U.N. Condemns 'Grave' Syria War Spillover into Golan
The United Nations on Tuesday condemned fighting by Syrian forces close to a Golan Heights ceasefire line with Israel as a new threat to stability in the region.
Israel demanded action by the U.N. Security Council after one of its patrols in the buffer zone was hit Monday by bullets fired by Syrian forces who are battling rebels in the area.
U.N. spokesman Martin Nesirky said a mortar shell and a tank round fired from the Syrian side of a ceasefire line created in the Golan Heights in 1974 had landed on Israel's side.
"The presence of military personnel and the military operations in the area of separation are grave violations of the 1974 agreement" setting up the demilitarized zone, Nesirky said.
"It has the potential to escalate tensions between Israel and Syria and jeopardizes the ceasefire between the two countries and the stability of the region," the spokesman added, highlighting the "serious safety and security risks" to the U.N. unarmed force in the Golan.
The U.N.'s top political official Jeffrey Feltman said the fighting in Golan and increased tensions in Lebanon and Turkey showed that the "risk is growing that this crisis could explode outward into an already volatile region."
Syria, stricken by a 20 month old uprising against President Bashar Assad, remains formally at war with Israel, which captured part of the Golan Heights in a 1967 war and annexed it in 1981. The move has never been recognized by the international community.
Since a 1974 agreement between the two countries, a 1,200-strong unarmed U.N. force, UNDOF, has patrolled the Golan buffer zone.
Nesirky said UNDOF had seen Syrian forces "conducting operations with at least four main battle tanks and mortar fire inside the area of separation."
He said the Golan was "relatively quiet" on Tuesday but the UNDOF commander was trying "to prevent an escalation of tension" between Syria and Israel.
Israeli diplomats said the Syrian tanks appeared to have left the buffer zone but there was still fighting between the Syrian army and rebel groups as part of the 20-month old uprising against President Bashar Assad.
The Israeli military patrol was hit by gunfire from the Syrian side on Monday. Israel's U.N. ambassador Ron Prosor said his country viewed the heightened tensions with "utmost concern."
Prosor also called the presence of Syrian tanks in the Golan buffer zone a "grave violation" of the 1974 agreement zone.

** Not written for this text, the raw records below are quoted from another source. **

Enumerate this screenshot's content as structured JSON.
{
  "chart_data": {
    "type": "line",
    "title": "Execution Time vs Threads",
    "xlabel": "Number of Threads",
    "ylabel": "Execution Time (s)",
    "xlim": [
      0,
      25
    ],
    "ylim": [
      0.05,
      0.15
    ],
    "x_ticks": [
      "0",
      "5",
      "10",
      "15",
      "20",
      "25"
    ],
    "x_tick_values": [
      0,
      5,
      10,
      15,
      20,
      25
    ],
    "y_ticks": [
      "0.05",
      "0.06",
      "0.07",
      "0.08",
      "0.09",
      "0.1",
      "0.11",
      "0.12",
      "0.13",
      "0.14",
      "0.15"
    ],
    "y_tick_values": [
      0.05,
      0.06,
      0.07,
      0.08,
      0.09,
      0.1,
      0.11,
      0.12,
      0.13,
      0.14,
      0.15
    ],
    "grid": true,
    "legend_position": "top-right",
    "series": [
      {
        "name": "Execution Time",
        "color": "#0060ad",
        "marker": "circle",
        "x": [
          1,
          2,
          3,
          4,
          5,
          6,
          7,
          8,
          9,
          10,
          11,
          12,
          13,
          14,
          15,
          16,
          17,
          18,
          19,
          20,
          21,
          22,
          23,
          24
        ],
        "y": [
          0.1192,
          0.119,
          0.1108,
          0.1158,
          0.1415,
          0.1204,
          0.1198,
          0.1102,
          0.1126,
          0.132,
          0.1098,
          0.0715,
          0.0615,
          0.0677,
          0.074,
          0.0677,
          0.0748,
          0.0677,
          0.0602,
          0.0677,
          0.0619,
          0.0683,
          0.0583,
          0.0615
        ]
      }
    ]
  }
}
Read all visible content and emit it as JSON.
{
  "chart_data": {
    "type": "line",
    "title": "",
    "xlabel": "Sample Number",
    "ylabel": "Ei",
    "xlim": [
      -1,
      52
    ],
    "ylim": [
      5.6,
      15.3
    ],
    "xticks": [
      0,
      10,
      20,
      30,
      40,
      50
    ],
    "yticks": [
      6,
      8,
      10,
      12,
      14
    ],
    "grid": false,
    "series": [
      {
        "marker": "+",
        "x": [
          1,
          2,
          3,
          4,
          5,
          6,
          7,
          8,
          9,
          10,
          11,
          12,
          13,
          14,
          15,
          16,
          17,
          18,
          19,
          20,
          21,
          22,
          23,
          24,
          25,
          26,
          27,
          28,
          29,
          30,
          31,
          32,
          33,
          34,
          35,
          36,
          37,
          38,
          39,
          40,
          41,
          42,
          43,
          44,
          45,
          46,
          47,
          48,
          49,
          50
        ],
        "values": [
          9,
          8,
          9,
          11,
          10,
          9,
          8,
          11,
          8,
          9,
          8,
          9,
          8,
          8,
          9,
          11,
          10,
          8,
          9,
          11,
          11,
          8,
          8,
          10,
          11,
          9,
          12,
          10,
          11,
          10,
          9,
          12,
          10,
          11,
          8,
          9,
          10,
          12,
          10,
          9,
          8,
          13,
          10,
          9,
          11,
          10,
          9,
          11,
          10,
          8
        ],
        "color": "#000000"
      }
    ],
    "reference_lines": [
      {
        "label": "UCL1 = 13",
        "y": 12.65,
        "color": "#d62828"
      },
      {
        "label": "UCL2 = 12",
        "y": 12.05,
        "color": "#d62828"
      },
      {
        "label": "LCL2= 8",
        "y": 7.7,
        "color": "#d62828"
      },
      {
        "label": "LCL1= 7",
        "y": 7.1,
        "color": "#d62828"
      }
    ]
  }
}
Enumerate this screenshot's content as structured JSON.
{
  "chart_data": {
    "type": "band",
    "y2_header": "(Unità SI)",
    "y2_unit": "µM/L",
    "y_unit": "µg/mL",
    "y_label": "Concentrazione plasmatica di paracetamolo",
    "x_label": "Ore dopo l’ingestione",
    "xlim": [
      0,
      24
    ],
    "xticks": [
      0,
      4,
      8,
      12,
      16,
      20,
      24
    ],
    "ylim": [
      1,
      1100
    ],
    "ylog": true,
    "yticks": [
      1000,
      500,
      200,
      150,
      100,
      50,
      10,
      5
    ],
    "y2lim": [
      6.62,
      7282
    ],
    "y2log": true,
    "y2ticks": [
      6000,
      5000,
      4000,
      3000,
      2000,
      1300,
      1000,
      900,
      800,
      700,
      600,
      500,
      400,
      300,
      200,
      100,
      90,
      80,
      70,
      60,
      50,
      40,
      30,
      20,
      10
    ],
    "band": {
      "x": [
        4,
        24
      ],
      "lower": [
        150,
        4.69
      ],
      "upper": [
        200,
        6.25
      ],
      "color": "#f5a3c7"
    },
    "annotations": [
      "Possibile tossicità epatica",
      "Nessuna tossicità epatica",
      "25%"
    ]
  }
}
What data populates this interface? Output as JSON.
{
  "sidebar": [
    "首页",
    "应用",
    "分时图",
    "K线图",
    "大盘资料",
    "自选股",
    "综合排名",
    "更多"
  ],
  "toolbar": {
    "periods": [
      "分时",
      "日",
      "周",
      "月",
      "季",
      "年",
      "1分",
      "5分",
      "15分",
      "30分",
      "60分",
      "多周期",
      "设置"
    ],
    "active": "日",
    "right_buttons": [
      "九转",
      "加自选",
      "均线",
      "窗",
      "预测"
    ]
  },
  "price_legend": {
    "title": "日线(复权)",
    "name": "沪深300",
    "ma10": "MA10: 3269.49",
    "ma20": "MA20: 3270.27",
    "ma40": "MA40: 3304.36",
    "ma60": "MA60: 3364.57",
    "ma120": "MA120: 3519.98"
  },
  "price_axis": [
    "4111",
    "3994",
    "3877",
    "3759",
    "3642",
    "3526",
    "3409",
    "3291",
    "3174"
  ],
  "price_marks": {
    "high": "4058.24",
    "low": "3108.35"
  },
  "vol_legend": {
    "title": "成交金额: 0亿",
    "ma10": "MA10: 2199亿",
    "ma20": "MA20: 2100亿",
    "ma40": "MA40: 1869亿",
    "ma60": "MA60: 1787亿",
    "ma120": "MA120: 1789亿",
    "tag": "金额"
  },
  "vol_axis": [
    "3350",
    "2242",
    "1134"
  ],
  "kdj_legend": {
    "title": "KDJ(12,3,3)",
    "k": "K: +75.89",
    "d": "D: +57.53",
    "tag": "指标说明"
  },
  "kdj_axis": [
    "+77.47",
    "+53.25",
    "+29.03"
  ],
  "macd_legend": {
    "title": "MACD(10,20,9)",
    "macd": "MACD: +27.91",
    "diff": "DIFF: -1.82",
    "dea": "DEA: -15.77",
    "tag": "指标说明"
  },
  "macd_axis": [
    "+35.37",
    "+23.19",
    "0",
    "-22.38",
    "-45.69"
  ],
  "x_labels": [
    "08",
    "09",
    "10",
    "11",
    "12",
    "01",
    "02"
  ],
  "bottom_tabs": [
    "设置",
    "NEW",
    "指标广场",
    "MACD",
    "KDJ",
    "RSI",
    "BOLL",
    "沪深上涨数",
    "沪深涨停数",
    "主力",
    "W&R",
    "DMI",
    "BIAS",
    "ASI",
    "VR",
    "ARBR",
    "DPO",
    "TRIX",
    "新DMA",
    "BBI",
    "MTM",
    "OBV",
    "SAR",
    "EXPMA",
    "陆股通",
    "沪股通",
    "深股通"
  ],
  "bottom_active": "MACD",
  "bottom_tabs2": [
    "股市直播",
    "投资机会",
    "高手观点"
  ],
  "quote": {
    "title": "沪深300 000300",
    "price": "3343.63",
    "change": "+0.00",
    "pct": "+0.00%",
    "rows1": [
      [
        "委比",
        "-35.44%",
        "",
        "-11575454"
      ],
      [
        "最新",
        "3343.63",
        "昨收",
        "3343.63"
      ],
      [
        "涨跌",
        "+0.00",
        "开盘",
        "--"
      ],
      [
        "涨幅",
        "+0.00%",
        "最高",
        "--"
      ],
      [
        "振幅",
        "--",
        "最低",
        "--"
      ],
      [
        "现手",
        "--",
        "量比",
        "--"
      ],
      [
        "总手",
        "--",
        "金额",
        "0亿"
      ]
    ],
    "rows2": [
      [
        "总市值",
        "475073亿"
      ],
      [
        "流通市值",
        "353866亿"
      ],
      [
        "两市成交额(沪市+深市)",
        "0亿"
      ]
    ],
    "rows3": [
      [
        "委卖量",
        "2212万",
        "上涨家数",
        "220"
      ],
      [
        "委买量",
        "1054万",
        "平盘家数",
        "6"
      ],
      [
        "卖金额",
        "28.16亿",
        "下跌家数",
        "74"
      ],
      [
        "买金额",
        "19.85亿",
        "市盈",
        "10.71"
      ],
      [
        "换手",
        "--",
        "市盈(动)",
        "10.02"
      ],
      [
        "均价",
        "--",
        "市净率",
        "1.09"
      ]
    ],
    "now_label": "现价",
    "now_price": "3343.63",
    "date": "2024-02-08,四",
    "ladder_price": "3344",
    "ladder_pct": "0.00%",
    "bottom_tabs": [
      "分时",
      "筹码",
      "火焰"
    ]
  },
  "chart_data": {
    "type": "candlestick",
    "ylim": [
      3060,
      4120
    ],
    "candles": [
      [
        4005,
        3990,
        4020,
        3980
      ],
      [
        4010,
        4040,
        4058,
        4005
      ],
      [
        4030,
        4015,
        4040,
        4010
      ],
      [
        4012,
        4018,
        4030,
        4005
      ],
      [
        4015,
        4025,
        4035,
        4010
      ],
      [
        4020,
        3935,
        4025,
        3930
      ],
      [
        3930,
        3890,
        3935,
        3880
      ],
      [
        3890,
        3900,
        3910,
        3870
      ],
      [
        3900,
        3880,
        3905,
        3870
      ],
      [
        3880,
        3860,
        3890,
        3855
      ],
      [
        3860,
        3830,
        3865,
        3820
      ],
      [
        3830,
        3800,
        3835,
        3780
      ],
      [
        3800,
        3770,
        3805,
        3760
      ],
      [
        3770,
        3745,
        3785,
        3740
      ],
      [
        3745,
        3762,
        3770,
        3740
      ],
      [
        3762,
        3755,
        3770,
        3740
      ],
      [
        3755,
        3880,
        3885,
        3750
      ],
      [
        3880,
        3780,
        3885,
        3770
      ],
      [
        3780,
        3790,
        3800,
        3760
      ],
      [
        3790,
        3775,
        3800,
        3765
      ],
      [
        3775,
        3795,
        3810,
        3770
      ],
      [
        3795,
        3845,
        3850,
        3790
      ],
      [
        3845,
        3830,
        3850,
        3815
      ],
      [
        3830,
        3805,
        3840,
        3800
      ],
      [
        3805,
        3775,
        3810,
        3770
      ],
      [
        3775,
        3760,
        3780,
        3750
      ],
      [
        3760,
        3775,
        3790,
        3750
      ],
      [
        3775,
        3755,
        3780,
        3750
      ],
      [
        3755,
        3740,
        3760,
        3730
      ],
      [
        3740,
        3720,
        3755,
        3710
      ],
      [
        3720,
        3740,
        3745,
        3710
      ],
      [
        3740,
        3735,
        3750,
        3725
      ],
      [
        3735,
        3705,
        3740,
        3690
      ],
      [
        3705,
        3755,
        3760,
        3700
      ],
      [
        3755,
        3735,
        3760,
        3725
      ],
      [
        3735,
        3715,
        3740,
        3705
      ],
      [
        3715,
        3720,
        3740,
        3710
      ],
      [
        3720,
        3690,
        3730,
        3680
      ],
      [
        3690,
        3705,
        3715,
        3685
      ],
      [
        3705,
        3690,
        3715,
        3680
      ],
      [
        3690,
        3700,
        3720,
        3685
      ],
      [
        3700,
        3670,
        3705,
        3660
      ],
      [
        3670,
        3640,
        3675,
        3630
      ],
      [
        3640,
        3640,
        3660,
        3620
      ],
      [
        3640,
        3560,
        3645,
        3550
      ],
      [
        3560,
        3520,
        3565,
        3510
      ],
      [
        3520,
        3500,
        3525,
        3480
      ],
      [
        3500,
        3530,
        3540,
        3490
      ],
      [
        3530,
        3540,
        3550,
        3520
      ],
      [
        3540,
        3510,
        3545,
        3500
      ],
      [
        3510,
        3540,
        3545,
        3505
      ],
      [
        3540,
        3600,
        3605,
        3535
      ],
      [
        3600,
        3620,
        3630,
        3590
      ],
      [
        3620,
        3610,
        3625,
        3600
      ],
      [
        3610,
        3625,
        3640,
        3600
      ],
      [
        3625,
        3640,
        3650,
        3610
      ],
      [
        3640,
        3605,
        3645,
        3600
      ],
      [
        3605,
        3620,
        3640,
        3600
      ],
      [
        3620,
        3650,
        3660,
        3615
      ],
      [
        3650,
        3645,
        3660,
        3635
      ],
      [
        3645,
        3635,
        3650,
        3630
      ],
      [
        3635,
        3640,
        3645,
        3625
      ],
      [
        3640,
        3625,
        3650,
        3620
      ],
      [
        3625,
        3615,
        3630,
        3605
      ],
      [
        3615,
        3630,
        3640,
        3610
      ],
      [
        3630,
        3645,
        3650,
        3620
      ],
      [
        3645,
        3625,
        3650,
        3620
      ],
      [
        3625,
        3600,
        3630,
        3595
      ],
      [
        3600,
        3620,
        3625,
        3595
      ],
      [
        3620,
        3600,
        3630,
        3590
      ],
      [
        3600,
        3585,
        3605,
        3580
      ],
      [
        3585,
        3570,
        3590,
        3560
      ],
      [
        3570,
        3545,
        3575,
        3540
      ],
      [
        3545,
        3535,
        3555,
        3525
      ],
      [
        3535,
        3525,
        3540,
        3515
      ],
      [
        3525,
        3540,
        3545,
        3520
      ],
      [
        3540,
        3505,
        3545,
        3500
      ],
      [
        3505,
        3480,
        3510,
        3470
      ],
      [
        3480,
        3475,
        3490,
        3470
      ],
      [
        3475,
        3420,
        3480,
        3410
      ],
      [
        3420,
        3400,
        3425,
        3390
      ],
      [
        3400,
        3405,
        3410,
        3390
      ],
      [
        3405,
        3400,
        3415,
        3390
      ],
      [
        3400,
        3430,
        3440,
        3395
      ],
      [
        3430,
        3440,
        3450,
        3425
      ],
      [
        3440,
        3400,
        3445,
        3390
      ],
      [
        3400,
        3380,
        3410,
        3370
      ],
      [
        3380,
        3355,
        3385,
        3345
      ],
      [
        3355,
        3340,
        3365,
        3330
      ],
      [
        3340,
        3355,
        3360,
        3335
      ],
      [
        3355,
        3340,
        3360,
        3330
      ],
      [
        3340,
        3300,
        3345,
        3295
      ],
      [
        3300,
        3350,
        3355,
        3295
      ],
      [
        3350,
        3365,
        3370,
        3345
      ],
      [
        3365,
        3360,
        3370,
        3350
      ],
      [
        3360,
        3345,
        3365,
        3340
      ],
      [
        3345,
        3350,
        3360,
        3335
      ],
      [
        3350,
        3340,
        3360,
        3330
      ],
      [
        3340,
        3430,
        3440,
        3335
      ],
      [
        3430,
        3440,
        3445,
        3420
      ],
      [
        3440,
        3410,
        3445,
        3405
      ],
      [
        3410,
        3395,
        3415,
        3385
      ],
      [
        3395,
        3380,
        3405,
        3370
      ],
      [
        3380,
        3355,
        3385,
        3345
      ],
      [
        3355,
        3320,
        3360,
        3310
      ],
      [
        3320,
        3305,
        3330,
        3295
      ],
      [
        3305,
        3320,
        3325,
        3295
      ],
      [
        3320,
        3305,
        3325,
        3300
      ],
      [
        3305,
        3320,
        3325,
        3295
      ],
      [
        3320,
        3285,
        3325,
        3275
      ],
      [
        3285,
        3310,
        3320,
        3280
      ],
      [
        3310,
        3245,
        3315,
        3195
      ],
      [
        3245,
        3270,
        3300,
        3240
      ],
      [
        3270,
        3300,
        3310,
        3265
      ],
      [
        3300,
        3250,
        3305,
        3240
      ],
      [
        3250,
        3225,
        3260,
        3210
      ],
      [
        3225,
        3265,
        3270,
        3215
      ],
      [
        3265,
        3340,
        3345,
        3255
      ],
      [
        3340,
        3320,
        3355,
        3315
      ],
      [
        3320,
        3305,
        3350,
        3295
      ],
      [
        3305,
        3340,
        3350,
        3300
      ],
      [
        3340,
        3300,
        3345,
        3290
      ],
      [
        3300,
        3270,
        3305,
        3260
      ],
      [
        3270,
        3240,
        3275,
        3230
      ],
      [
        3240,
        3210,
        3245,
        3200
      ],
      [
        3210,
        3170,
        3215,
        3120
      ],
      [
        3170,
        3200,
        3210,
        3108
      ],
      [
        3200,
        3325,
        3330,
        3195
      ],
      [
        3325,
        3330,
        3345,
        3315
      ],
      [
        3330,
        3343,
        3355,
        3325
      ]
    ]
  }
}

"This represents a dangerous escalation that could have far-reaching implications for the security and stability of our region," Prosor said in a letter to the Security Council.
"Israel has shown maximum restraint. However, Israel views the continued violations of the Separation of Forces agreement by the Syrian military forces with the utmost concern," the ambassador added.
"The international community and the Security Council should address this alarming development without delay to prevent further escalation," Prosor said.
A military spokesman said an Israeli vehicle was hit by stray bullets on Monday while it was near the Golan ceasefire line. There were no injuries.
Israel's armed forces chief, Lieutenant General Benny Gantz, said Sunday his country could become involved in the Syrian conflict, as fighting between the army and rebels raged near Israeli positions on the strategic heights.